Databricks wheels in Dolly chatbot

Lakehouse shipper Databricks has updated its open-source Dolly ChatGPT-like large language model to make its AI facilities available for business applications without needing massive GPU resources or costly API use.

ChatGPT is a chatbot launched by OpenAI which is based on a machine learning Large Language Model (LLM)  and generates sensible-seeming text in response to user requests. This has generated an extraordinary wave of interest despite the fact that it can generate wrong answers and make up sources for statements it wants to use. ChatGPT was trained using a large population of GPUs and input parameters; the GPT-3 (Generative Pretrained Transformer 3) model on which it is based used 175 billion parameters.

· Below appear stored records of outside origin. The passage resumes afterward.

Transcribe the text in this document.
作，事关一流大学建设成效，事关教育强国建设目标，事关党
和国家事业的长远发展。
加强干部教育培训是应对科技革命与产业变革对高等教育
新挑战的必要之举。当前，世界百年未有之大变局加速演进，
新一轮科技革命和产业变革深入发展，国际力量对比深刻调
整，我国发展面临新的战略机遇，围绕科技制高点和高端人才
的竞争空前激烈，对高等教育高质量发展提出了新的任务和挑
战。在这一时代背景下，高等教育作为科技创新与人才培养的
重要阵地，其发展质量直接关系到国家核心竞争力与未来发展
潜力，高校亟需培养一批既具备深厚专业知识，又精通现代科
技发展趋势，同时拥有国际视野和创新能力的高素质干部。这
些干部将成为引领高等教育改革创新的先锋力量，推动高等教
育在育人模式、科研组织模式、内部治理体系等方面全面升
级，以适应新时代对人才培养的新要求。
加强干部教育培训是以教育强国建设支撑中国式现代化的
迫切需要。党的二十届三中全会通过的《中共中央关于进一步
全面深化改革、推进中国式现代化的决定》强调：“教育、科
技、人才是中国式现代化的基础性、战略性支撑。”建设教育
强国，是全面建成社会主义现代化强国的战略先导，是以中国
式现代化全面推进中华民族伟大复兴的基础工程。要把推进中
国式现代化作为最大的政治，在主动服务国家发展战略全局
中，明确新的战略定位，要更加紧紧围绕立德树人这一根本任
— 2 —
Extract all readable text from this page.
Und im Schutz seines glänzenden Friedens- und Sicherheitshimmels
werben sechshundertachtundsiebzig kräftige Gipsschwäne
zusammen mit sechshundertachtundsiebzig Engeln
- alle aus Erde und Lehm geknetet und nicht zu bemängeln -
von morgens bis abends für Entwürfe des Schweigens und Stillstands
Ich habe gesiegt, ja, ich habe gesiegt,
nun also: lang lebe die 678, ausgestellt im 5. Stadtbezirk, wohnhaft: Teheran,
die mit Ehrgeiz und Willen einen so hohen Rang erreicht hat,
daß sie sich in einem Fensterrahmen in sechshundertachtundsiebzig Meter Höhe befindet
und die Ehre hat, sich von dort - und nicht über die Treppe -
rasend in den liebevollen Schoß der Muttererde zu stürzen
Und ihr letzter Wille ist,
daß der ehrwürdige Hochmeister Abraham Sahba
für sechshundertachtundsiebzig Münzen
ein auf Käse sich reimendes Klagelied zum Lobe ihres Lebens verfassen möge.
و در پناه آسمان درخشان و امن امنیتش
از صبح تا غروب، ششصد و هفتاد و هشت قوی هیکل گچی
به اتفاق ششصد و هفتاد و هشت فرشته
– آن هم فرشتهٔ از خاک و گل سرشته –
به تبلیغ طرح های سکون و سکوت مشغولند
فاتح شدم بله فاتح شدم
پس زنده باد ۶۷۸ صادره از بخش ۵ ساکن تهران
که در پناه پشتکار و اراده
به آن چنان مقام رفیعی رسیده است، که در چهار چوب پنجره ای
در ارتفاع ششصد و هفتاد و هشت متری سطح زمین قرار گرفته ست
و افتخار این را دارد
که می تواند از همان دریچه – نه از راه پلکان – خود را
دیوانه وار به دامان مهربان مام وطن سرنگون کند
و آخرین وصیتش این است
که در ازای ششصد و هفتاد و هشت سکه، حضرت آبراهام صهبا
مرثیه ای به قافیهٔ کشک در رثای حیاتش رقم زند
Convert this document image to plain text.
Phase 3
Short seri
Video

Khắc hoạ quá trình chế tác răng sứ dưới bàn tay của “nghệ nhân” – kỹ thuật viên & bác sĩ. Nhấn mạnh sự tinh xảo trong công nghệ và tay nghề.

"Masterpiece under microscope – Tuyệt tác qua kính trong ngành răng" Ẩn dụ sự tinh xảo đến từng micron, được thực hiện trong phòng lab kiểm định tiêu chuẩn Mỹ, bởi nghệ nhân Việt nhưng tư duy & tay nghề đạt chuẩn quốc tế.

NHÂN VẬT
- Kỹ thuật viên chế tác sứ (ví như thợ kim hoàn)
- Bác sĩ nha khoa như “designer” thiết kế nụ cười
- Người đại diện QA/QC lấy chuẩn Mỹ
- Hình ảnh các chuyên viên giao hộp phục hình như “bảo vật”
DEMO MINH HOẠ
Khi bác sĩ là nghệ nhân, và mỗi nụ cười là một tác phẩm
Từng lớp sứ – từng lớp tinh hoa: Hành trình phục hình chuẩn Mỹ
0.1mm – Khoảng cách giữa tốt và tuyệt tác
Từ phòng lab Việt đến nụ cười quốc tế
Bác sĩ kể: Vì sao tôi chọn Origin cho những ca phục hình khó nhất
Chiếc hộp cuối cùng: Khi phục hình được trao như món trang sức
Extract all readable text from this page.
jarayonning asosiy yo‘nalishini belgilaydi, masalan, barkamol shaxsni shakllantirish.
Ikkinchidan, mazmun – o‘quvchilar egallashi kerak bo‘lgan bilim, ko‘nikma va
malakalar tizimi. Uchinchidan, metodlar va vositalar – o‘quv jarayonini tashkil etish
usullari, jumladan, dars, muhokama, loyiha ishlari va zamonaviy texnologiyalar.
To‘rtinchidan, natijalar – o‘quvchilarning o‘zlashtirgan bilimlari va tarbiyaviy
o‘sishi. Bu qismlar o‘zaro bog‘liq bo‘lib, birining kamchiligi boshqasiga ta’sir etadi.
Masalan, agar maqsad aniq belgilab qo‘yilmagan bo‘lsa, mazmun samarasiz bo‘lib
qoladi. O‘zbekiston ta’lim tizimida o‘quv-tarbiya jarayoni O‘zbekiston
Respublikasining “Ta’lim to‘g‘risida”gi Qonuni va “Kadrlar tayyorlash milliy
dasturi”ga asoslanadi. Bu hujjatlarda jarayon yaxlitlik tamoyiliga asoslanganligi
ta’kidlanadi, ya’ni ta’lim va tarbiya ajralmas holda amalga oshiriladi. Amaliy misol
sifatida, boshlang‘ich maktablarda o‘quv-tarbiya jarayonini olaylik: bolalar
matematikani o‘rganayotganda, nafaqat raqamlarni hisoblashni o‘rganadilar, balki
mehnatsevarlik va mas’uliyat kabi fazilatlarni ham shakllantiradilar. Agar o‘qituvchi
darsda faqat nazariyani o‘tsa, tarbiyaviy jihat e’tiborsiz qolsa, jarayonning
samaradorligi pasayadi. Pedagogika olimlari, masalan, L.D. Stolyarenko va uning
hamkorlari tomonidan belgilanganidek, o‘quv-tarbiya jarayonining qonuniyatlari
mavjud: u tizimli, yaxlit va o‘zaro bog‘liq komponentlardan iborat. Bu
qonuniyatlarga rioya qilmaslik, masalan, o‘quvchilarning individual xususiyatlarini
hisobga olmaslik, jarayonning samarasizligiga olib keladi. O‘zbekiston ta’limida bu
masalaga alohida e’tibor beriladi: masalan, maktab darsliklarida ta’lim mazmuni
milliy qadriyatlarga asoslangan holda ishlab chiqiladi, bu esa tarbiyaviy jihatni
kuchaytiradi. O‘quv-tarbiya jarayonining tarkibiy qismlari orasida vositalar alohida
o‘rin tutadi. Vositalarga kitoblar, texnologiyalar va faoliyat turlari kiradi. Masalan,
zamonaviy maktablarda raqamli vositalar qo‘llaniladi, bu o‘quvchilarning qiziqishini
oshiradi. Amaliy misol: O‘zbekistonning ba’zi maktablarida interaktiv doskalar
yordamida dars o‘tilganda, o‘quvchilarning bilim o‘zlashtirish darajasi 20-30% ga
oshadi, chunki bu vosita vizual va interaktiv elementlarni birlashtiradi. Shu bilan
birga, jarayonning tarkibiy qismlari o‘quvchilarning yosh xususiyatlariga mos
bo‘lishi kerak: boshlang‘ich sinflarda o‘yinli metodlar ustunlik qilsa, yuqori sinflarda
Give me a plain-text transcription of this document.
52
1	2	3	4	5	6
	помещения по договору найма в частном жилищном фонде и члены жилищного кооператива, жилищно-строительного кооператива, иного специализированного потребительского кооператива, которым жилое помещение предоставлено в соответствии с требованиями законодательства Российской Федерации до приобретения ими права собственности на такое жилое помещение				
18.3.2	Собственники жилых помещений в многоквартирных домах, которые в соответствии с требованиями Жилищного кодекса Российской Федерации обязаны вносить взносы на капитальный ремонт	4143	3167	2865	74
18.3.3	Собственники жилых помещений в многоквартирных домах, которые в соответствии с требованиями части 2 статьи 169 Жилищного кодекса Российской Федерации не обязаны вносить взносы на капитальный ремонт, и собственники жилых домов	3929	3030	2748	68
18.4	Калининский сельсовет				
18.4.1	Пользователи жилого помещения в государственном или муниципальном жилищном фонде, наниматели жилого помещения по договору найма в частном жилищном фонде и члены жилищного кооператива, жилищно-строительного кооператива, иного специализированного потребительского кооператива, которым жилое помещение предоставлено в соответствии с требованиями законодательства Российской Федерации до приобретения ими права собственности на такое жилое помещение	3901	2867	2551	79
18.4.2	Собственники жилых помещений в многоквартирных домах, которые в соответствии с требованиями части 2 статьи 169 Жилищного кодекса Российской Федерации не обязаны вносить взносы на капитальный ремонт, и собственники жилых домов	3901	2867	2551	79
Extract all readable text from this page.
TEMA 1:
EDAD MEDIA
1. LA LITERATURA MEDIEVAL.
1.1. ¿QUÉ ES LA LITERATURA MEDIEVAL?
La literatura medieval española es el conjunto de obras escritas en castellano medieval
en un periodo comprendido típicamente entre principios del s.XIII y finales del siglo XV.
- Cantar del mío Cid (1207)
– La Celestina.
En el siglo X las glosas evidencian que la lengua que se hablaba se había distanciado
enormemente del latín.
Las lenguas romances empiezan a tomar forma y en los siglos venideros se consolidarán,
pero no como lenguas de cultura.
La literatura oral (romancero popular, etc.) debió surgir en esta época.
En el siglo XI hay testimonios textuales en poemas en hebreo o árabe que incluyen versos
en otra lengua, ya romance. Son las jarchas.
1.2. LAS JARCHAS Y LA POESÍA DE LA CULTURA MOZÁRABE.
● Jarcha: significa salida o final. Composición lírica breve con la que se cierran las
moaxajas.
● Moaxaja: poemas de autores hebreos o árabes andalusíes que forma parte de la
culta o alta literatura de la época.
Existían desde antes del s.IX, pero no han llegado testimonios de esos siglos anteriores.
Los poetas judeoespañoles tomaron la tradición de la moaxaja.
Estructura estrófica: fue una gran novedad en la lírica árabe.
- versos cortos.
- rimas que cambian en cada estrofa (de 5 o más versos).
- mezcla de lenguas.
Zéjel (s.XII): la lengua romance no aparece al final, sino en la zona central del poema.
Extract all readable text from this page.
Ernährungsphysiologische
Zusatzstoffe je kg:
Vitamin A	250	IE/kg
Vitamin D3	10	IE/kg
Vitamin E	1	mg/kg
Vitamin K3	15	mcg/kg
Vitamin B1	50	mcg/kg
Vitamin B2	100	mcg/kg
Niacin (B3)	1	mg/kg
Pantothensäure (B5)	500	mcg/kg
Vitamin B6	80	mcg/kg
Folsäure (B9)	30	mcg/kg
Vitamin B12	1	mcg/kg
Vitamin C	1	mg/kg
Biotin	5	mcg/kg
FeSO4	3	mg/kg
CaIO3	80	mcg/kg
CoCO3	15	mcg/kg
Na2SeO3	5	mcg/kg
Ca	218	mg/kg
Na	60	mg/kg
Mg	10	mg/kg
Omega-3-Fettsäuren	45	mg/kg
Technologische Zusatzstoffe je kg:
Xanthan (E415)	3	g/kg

Databricks sidestepped these limitations to create its Dolly chatbot, a 12 billion parameter language model based on the EleutherAI pythia model family. Its creators write on a company blog: “This means that any organization can create, own, and customize powerful LLMs that can talk to people, without paying for API access or sharing data with third parties.”

The Databricks team did this in two stages. In late March they released Dolly v1.0, an LLM trained using a 6 billion parameter model from Eleuther.AI. This was modified “ever so slightly to elicit instruction following capabilities such as brainstorming and text generation not present in the original model, using data from Alpaca.”

They say Dolly v1.0 shows how “anyone can take a dated off-the-shelf open source large language model (LLM) and give it magical ChatGPT-like instruction following ability by training it in 30 minutes on one machine, using high-quality training data.”

They open sourced the code for Dolly and showed how it can be re-created on Databricks, saying: “We believe models like Dolly will help democratize LLMs, transforming them from something very few companies can afford into a commodity every company can own and customize to improve their products.”

Now Dolly 2.0 has a larger model of 12 billion parameters – “based on the EleutherAI pythia model family and fine-tuned exclusively on a new, high-quality human generated instruction following dataset, crowdsourced among Databricks employees.” Databricks is “open-sourcing the entirety of Dolly 2.0, including the training code, the dataset, and the model weights, all suitable for commercial use.”

The dataset, databricks-dolly-15k, contains 15,000 prompt/response pairs designed for LLM instruction tuning, “authored by more than 5,000 Databricks employees during March and April of 2023.”

The OpenAI API dataset has terms of service that prevent users creating a model that competes with OpenAI. Databricks crowdsourced its own 15,000 prompt/response pair dataset to get around this additional limitation. Its dataset has been “generated by professionals, is high quality, and contains long answers to most tasks.” In contrast: “Many of the instruction tuning datasets released in recent months contain synthesized data, which often contains hallucinations and factual errors.”

To download Dolly 2.0 model weights, visit the Databricks Hugging Face page and visit the Dolly repo on databricks-labs to download the databricks-dolly-15k dataset. And join a Databricks webinar to discover how you can harness LLMs for your own organization.

+ Comment

A capability of Dolly-like LLMs is that they can write code, specifically SQL code. That could lead to non-SQL specialists being able to set up and run queries on the Databricks lakehouse without knowing any SQL at all. 

This leads on to two thoughts: one, SQL devs could use it to become more productive and, two, you don’t need so many SQL devs. Dolly could reduce the need for SQL programmers in the Databricks world.

Extend that thought to Snowflake and all the other data warehouse environments and SQL skills could become a lot less valuable in future.